Tried Nvidia's GTX 1080 - still no external GPU on a Pi

Earlier today I did a livestream on my YouTube channel to attempt using an Nvidia GeForce GTX 1080 on a Raspberry Pi Compute Module 4.

MSI Nvidia GeForce GTX 1080 Graphics Card GPU

As with all my testing, I'm documenting everything I learn in this GitHub issue, which is part of the Raspberry Pi PCI Express Card Database website.

It's only been a few hours, but I've already gotten good suggestions for better debugging than I was able to do on the stream. And someone pointed out it might be the case, due to 32-bit memory limitations on the BCM2711's PCIe bus, that no GPU with more than 4 GB of onboard RAM could work. Though it's hard to confirm there'd be no software workaround—even 1 and 2 GB graphics cards (AMD and Nvidia) are crashing the kernel in similar ways.

The full livestream is available on replay and is embedded below:

And in that livestream, I compared the 'chonky' size of the 1080 card to the diminutive ASRock Rack M2_VGA card I tested a few weeks ago, tried installing Nvidia's proprietary driver on 64-bit Pi OS (which locked up), tried recompiling the kernel with Nouveau (which locked up), and then documented all the failures in the GitHub issue linked earlier in this post.

I was expecting failure, and said as much at the beginning of the stream—5% chance of success, 10% chance of releasing the magic smoke—but it would be nice to get any graphics card to work well on a Pi, for a variety of uses. But probably not AAA gaming, since gaming on Linux is a tough proposition even in the best of circumstances.

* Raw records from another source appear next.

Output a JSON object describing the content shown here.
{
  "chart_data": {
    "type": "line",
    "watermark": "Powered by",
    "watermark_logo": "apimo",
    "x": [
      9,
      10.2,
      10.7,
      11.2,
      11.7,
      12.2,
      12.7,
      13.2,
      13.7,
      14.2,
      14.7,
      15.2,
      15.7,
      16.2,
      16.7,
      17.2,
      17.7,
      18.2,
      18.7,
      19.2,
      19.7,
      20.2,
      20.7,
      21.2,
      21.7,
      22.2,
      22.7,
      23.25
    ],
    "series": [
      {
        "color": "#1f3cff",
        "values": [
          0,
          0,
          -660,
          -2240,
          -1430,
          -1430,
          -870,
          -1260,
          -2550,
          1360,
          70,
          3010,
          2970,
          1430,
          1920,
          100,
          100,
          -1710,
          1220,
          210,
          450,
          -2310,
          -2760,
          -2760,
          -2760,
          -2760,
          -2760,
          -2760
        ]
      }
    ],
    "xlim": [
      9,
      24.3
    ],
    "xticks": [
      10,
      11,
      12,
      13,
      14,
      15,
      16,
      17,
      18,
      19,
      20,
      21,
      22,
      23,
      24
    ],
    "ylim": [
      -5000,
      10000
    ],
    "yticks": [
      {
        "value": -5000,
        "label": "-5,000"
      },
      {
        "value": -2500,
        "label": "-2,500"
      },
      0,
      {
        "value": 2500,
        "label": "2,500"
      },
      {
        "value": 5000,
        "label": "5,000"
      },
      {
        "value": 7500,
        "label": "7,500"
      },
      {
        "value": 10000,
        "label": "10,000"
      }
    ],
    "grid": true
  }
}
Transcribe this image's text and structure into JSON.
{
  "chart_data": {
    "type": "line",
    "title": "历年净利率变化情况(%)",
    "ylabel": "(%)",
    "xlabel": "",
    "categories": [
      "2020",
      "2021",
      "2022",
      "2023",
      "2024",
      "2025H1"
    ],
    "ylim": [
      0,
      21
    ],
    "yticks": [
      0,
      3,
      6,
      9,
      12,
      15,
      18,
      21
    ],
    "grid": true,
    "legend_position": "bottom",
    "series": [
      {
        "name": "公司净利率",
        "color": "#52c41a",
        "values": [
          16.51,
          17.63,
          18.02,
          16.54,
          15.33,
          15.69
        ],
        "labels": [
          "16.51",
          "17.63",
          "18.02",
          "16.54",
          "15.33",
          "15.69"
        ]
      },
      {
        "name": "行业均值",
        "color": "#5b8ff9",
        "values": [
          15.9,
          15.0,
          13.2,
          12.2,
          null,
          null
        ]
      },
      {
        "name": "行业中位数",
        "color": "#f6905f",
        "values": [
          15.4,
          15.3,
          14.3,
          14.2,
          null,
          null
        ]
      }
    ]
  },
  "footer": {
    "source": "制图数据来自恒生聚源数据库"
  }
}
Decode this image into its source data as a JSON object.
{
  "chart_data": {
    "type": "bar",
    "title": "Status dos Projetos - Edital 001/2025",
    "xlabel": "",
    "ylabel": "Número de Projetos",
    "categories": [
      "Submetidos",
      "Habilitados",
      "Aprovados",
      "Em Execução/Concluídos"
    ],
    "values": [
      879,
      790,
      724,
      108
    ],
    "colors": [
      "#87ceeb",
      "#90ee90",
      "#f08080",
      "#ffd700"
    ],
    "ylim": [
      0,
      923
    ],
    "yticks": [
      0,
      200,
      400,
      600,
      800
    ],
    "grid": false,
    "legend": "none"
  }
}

Some people also suggested testing on an Nvidia Jetson board, or a Honeycomb, but the former is a bit pricey, and the latter seems to be unobtanium right now (as with so many components these days). I mean heck, I would also love to find a way to loan an Ampere server for a short time so I could basically use the best ARM hardware on offer... but alas those prices are astronomically beyond my budget right now :)

I'll keep plugging away, and hopefully if not me, then someone will get an AMD or Nvidia GPU working on the Pi. Coreforge is certainly close with an old Radeon 6450.

Comments

Here's a theory I've had: a lot of PCIe devices get their power from the PCIe slot. Could it be possible that the slot just can't supply the necessary power?

In this card's case, the power is partially supplied through the slot—in the video I also mentioned I plugged in PCIe power connectors to the 8-pin and 6-pin slot, to provide the needed 200+ Watts of power.

With this and other cards, I've also plugged them in through external powered risers and that has not helped the situation, so I'm 99% sure it's not a power issue.

What could a use case be for a system with such a CPU bottleneck?

Really cool work, excited to mess around with it once someone smarter than I gets it all figured out

I think that a lot of details about bootstrapping the gpu firmware etc are x86_64 specific. Amd had a arm board at one point and it also could not initialize any GPU. I really don't think it's a memory problem.

Hey, I think you were already working in the right direction. You already got some sort of frame buffer to display, it more or less shows the login prompt after auto login if you squint your eyes looking at those screenshots.

You could try compiling a new efistub kernel, with just the efifb driver and nothing else AMD/nVidia related.

You will need UEFI firmware for the Raspberry and you might need to fuzz around with card or bus initialization.

Either way, I would focus on getting a bare minimum frame buffer going first and not the final dressing on the cake ;)

Good luck in your journey, if only there were a running system where your could swap the card from and compare resource allocations...

Sorry for my ill knowledge but what is it that your doin as i am weirdly interested but have no idea what your talking about (simple mans terms pls)

Very good work. If a grafic card works out, there would be no more problems with the graphics driver (Less than OpenGl 3.0). Than, using Blender 2.8 would be possible on the RPI.